Note: This post was created prior to the implementation of the CCPA. The law is now in effect as of January 1, 2020. Keep reading to learn more about CCPA compliance and how your dealership may be affected.
By now California dealers are aware of the California Consumer Privacy Act (CCPA), which takes effect in January, 2020. This law requires businesses to take “reasonable measures” to secure consumers’ personal and identifiable information (PII), such as names, addresses, social security numbers, credit card numbers, credit scores and bank account numbers.
The California Attorney General defines “reasonable measures” as compliance with 20 controls established by the Center for Internet Security (CIS). The amount of work required to get a typical dealership compliant is more than 1,200 hours and approximately six months, so if your dealership hasn’t started you’re unlikely to be compliant by the January deadline.
However, there are steps you can take to demonstrate that you’re working towards compliance, if you should need to do so for legal reasons. The first step is to order a GAP analysis.
GAP Analysis/Risk Assessment
A GAP analysis from a qualified vendor will determine the current state of your IT infrastructure, and where it falls short of CCPA requirements.
This process involves security experts who will inventory and assess all of your dealership’s hardware, software and network equipment to find areas of vulnerability.
Upon completion of this step, you’ll receive a remediation plan that identifies the gaps between where your dealership’s IT is now compared with the CIS Controls’ best practices. The remediation plan is basically a list of recommendations that include new hardware, software, policies, procedures and processes.
Depending on the current state of your IT it’s always possible that no new hardware, policies or procedures are needed. However, in most cases some updates will be necessary.
Since the CCPA wasn’t just written for dealerships, remediation steps won’t be required for all 20 CIS Controls. For example, CIS Control 18 relates to software development best practices, which don’t apply to most dealerships. As for the other controls, it’s important to know there’s some leeway in the interpretation of the CCPA’s “reasonable measures.” What’s reasonable for an auto dealership might not be reasonable for another type of business, and vice versa. This is why it’s important to hire professionally trained and certified IT security experts with knowledge of both the CCPA requirements and of the car business.
Once your GAP Analysis and remediation plan are complete, it’s time to start working on the controls. If you’re starting late, a reasonable goal is to complete the first five CIS controls:
Step 1: Inventory and Control of Hardware Assets
This control requires businesses to inventory, track and manage all hardware devices that connect to your network so that only authorized devices are given access.
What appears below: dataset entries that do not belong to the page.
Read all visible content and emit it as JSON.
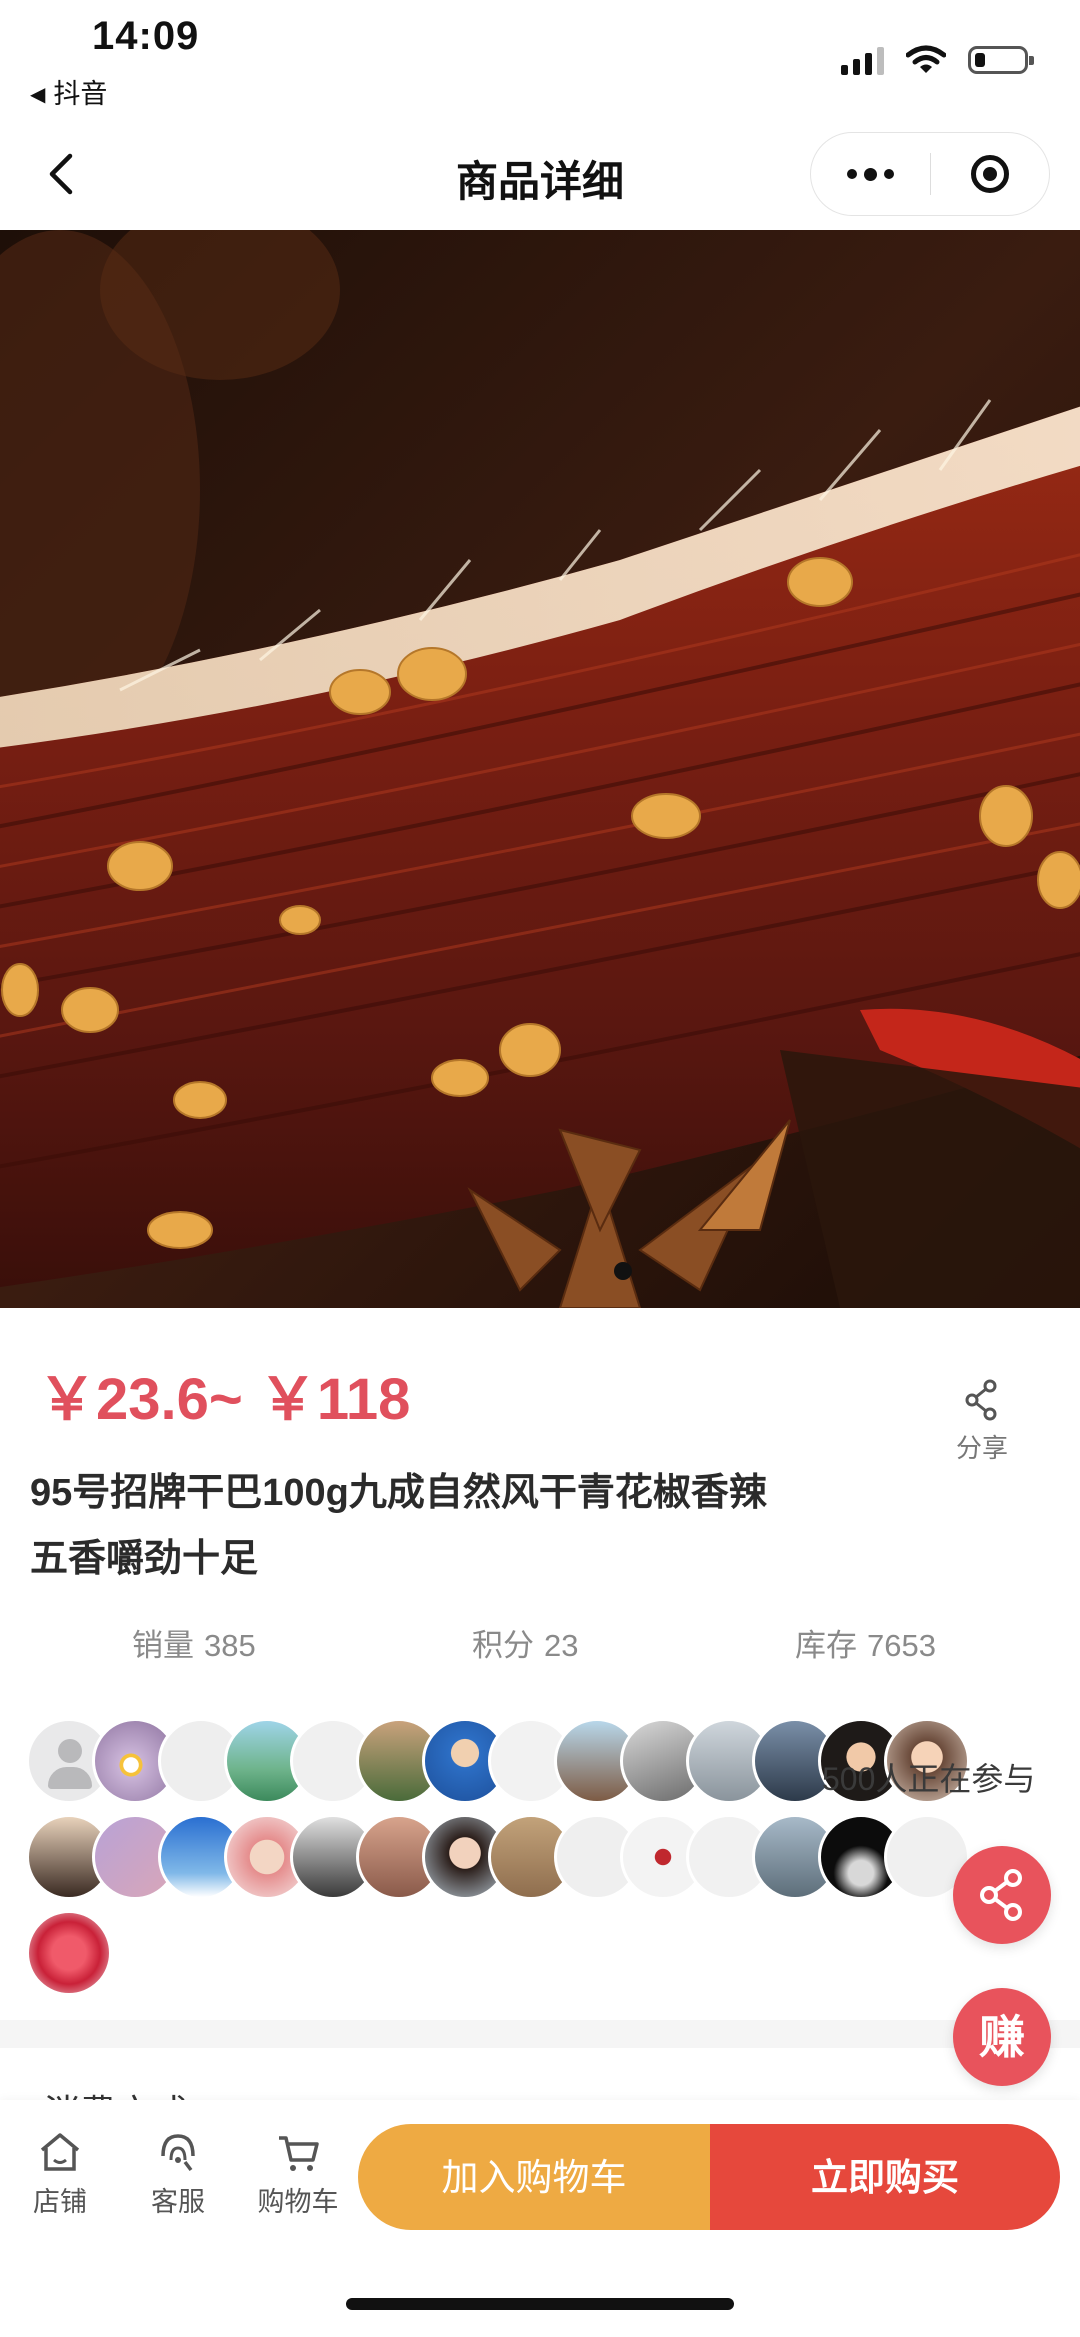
{
  "status_bar": {
    "time": "14:09",
    "back_app": "抖音"
  },
  "nav": {
    "title": "商品详细"
  },
  "product": {
    "price": "￥23.6~ ￥118",
    "title_line1": "95号招牌干巴100g九成自然风干青花椒香辣",
    "title_line2": "五香嚼劲十足",
    "share_label": "分享"
  },
  "stats": {
    "sales_label": "销量",
    "sales_value": "385",
    "points_label": "积分",
    "points_value": "23",
    "stock_label": "库存",
    "stock_value": "7653"
  },
  "participants": {
    "text": "500人正在参与"
  },
  "floating": {
    "earn_label": "赚"
  },
  "section_peek": "消费方式",
  "bottom_bar": {
    "store_label": "店铺",
    "service_label": "客服",
    "cart_label": "购物车",
    "add_to_cart": "加入购物车",
    "buy_now": "立即购买"
  },
  "colors": {
    "price_red": "#e0505d",
    "cart_orange": "#eeaa43",
    "buy_red": "#e6483c",
    "float_red": "#e8535c"
  },
  "icons": {
    "back": "chevron-left-icon",
    "more": "more-dots-icon",
    "close": "target-close-icon",
    "share": "share-icon",
    "store": "store-icon",
    "service": "headset-icon",
    "cart": "cart-icon"
  }
}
Step 2: Inventory and Control of Software Assets
This control requires businesses to inventory, track and manage all software on the network so that only authorized software is installed. Additionally, you’re required to maintain an up-to-date list of all authorized software that includes the name, version and install date. Also, install and use a whitelisting tool to ensure that only authorized software can execute.
Step 3: Continuous Vulnerability Management
Information technology (IT) isn’t static. The CCPA requires that all businesses continuously acquire, assess and take action on new information in order to identify vulnerabilities and minimize opportunities for cybercriminals.
Step 4: Controlled Use of Administrative Privileges
To prevent hackers from gaining access to your system, the CCPA requires the use of tools designed to ensure that only authorized individuals have privileges. Additionally, multi-factor authentication and encrypted channels for all administrative account access are required.
Step 5: Secure Configuration for Hardware and Software on Mobile Devices, Laptops, Workstations and Servers
The default configurations on new hardware devices and software are geared towards ease of deployment, not for security. But many businesses never change these configurations, making it easy for cybercriminals to gain access to your system.
The CCPA requires businesses to develop secure configuration settings using configuration management tools. Once configured, these settings need to be continually monitored to prevent security decay as new vulnerabilities are reported.
These five controls are only a fraction of what needs to be done to protect your customer data, but the good news is they can be accomplished relatively quickly so that you can demonstrate your dealership is making the effort to become compliant.